When the Romans conquered the Greek Empire, they eventually partitioned the Holy Land into three territories.  They gave one to each of the three sons of King Herod the Great.  To his son Philip, the Romans granted the northern territory, including the caves at the foot of Mt. Hermon.  Philip wanted to ingratiate himself with the Romans, so he built a city in honor of the emperor at the site.  He named the city after the emperor and after himself, Ceasarea-Philippi.

 

Very few people practiced the Jewish religion in Philip’s kingdom; it was mainly pagan territory.  There were no Pharisees there.  So when the Lord Jesus led His chosen disciples up into Philip’s territory, he was taking them on a vacation, away from the tension and controversy in Galilee.

 

The Lord brought His disciples up to Caesarea-Philippi to help them prepare for what was to come.  This vacation in the north was the decisive turning point in all of their lives.  Up to this time, the Lord had been revealing His true identity little by little, with flashes of power and wisdom here and there.  He had become very well-known, but no one understood Who He truly is.  He was an object of curiosity to the crowds.  His enemies were determined to destroy Him.  His destiny was about to unfold.

 

So the Lord led His chosen ones up close to the ancient pagan temple at the foot of the great northern peak.  It may be that Christ led Peter, James, and John up the mountain here and was transfigured before them, showing them a glimpse of His divine glory.  The Transfiguration probably happened on Mt.
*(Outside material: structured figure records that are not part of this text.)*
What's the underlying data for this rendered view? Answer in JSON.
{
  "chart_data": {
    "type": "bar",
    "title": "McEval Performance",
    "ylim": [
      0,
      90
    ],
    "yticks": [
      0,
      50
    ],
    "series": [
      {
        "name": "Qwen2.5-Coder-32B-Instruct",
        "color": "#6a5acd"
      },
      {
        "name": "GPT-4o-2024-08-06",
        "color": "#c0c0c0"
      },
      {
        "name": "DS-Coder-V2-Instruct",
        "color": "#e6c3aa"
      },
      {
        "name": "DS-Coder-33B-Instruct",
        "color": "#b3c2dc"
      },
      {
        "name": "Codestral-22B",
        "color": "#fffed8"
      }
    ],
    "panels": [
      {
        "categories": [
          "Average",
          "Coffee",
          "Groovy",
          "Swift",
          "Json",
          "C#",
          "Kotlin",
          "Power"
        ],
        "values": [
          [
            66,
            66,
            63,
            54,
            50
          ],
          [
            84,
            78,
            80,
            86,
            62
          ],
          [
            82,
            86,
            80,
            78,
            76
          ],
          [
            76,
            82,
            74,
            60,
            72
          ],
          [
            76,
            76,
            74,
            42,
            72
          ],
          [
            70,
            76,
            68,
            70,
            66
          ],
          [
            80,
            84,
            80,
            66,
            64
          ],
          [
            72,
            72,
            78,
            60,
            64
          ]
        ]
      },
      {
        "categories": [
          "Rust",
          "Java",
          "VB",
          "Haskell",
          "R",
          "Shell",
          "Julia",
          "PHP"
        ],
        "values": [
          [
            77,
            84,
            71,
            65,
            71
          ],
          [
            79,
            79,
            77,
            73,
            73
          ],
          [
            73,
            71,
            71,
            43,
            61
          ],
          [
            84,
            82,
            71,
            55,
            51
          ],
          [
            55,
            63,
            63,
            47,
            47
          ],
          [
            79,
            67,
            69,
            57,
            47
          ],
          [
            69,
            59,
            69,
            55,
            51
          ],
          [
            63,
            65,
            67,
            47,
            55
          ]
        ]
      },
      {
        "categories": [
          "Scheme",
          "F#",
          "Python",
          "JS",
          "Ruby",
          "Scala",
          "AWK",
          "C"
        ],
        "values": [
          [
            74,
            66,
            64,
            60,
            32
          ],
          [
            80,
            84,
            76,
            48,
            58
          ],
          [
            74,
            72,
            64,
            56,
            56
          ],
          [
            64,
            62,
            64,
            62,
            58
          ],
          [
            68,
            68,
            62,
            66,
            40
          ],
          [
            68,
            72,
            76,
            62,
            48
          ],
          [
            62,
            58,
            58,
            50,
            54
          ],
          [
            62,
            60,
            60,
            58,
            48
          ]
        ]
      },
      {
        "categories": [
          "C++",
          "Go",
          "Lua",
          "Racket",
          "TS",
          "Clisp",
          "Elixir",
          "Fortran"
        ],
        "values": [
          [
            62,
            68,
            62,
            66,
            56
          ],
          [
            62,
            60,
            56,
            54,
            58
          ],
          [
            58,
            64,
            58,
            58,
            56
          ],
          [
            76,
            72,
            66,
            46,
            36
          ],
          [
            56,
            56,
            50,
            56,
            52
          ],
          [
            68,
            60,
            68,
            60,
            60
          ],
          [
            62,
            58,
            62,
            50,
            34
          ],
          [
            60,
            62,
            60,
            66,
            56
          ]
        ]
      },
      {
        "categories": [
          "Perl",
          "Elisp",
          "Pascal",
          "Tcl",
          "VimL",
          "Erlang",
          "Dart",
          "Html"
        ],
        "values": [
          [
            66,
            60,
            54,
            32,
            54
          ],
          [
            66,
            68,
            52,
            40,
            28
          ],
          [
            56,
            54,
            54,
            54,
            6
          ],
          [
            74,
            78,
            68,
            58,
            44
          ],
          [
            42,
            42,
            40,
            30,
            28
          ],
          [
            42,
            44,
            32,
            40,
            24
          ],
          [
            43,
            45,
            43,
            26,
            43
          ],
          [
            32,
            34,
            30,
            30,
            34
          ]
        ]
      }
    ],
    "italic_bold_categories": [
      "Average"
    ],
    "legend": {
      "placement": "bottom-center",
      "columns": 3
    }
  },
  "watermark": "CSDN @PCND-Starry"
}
Thabor, south of Galilee, but it may have happened on Mt. Hermon.  Regardless, Christ had led His chosen disciples to a place and to a moment where they could contemplate with clear minds the truth about Who their Master truly is.

 

The drama was heightened by the fact that they stood at the ‘gates of hell,’ in front of the creepy cave where the pagans worshiped their demon.  Here the Lord declared that the gates of hell would not prevail against the Church He was founding.  All the evil, confusion, malice, worldliness, and pettiness which His disciples would inevitably face was not going to overcome them.  By going to His death and rising again, Christ was to bring about the victory of goodness, mercy, and truth.  He was going to go down to Jerusalem and suffer and die in order to open the gates of heaven.  The long, dark night of sin which the world had lived through up to that point—the night of paganism and confusion about God—that night was going to come to an end.

 

The city of Casarea-Philippi no longer stands.  The area is inhabited by only a few villagers now, and they say that the cave where the pagans worshiped is haunted.  Below the cave there is a beautiful park where the freshwater streams from the snow-capped mountaintop come gushing out and begin to form the Jordan River.  The ruins of the pagan shrines are still in the cliff above, broken statues and columns.  I can tell you from firsthand experience that the haunted cave is seriously creepy.

 

When I was there in February, the Archbishop who led our pilgrimage had us recite the Nicene Creed together there.  We declared the truth about Jesus of Nazareth together at the very place where St. Peter first proclaimed our faith:  “You are the Christ, the Son of the living God.”

 

If we are armed with this faith of the Catholic Church, then the gates of hell cannot withstand us.  We will break them down.  We will rescue souls ensnared by the devil by our works of love and our witness to the truth.